I struck up a conversation with Andre. He was a large man, probably would've been a linebacker or defensive end in high school, yet carried a very calm and quiet presence about himself. He looked to be 30ish, and began to tell me about his four children, all under the age of 10. Before I knew it, he had whipped out a stack of photos, and was proudly displaying them to me, rattling off their names and ages. He then showed me pictures of his wife, and was full of compliments for the way she was raising them while he was in "the joint." I felt so at ease talking with this man who most likely committed a horrific crime, and I almost forgot I was in a place that housed death row offenders. Andre went on to tell how he was came to know Jesus in 2004 (he quoted the date), and how his life before knowing Christ was full of one terrible choice after another. He said growing up in east Chicago was really tough, but God is faithful. We talked about the importance of praying for our kids, staying faithful to Christ, and the power of encouraging others. Then he quietly said something about having to be here for 60 years, as if it were going to be over soon. At that moment the weight of it all hit me....

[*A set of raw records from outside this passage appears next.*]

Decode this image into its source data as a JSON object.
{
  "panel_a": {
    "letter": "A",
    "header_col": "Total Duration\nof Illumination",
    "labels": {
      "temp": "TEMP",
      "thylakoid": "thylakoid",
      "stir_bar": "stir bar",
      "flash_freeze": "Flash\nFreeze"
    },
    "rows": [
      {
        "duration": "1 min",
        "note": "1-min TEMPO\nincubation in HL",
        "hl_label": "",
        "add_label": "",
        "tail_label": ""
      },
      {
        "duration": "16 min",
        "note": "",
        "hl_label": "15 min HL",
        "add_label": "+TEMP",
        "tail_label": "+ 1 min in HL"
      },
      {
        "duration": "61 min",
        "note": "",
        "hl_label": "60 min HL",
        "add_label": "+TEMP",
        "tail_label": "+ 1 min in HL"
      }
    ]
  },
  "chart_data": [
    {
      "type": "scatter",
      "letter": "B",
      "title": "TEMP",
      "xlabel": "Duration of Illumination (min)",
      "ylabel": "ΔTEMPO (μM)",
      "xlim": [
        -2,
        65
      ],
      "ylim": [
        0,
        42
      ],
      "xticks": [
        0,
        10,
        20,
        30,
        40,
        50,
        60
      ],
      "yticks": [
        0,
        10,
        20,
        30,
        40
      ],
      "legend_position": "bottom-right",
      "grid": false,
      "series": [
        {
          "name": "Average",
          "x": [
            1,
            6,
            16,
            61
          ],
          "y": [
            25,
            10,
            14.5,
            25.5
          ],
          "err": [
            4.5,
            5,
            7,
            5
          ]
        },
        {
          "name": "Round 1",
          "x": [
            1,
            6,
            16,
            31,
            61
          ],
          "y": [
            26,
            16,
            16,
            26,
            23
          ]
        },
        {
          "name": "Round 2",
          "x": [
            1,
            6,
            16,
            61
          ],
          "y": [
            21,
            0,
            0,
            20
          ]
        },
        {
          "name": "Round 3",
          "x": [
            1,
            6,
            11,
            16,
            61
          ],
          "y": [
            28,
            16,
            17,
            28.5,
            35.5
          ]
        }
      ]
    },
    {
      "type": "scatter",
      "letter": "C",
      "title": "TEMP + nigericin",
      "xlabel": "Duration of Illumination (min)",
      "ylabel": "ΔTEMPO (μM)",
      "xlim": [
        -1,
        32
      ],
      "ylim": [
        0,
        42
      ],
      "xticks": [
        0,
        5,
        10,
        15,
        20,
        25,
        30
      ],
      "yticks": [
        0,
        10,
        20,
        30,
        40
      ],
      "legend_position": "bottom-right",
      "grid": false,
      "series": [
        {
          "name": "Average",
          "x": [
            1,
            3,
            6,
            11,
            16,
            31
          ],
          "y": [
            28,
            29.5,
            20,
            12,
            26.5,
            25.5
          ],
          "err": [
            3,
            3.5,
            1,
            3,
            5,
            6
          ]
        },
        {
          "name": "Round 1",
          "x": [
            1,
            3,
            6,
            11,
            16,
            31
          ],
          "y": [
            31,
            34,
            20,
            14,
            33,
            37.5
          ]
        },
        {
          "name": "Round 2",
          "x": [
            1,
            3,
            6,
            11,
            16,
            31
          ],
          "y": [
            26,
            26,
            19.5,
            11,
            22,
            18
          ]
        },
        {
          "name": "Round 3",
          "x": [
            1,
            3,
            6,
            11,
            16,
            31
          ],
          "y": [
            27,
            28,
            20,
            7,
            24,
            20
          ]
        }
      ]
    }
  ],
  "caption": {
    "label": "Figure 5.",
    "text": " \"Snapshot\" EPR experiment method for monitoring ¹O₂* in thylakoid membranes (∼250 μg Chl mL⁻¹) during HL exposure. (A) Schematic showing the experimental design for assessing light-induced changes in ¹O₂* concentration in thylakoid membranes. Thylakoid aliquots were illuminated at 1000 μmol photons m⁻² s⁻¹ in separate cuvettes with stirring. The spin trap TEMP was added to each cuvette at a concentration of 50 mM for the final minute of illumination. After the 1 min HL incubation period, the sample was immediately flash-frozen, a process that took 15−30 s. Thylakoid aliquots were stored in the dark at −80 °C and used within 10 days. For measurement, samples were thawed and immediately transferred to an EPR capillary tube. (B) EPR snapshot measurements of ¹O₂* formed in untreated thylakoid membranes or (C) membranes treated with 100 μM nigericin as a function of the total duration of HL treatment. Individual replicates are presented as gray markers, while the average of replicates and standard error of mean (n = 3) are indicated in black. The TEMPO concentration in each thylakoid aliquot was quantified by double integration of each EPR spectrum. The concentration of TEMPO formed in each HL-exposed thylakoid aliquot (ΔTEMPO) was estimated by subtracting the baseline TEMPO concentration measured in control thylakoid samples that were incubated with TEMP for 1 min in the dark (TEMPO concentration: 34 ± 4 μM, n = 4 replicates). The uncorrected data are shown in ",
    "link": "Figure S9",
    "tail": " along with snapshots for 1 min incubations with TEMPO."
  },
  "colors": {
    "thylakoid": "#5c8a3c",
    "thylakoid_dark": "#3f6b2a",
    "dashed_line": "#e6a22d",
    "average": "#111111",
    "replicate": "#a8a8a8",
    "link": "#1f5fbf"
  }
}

I struggled with the fact that this man was human, and that he would be staring at the barbed wire surrounding the complex until my own toddler sons were grandparents someday. I struggled with the thought of Andre's children only knowing their father through plexiglass visits and timed phone calls. I wrestled with the idea that if I knew the man's actual crime, I might find myself thinking "And you only got 60 years as a penalty?"
Class began as Ben handed out the essay tests, and the inmates took 15 minutes to fill in their answers. As each came to turn in their papers, Ben introduced us. Each man looked me in the eye and shook hands.
Ben shared on the first two chapters of the night, covering the ideas of Accepting Your Assignment for Service and realizing that we're all Shaped for Serving God. He did a great job hitting the highlights of the chapters, engaging the students, and wrangling the tangential comments back on course. As he asked for feedback from the group, he called out each raised hand by name - this was very striking to me.
Then it was my turn to share from the final two chapters for the night. By this time, all my fears were gone as I felt as if I was speaking to a bunch of guys I could hang out with to watch a game this weekend or play a pickup game of hoops. I highlighted the author's chapters on Understanding Your Shape and then Using What God Gave You. Again, the group was very willing to participate in discussion and offer insight based on their unique experiences. It was an easy discussion to lead.
As time ran out on our class, the guys started to dismiss and several approached Ben and I to offer thanks for making the effort to be there. They seemed very genuine in their gratitude, and had I not been in a maximum security prison, I would've never realized I was rubbing shoulders with a population of men that the church - for the most part - has left to rot inside these thick concrete walls.
Ben and I left I.S.P. telling each other about the conversations we had with the men that night, and how apparent it was that once Christ enters a man's heart, no matter what evil that heart had done, that same heart can become new.
This was my first visit to a maximum security prison. It won't, by the grace of God, be my last.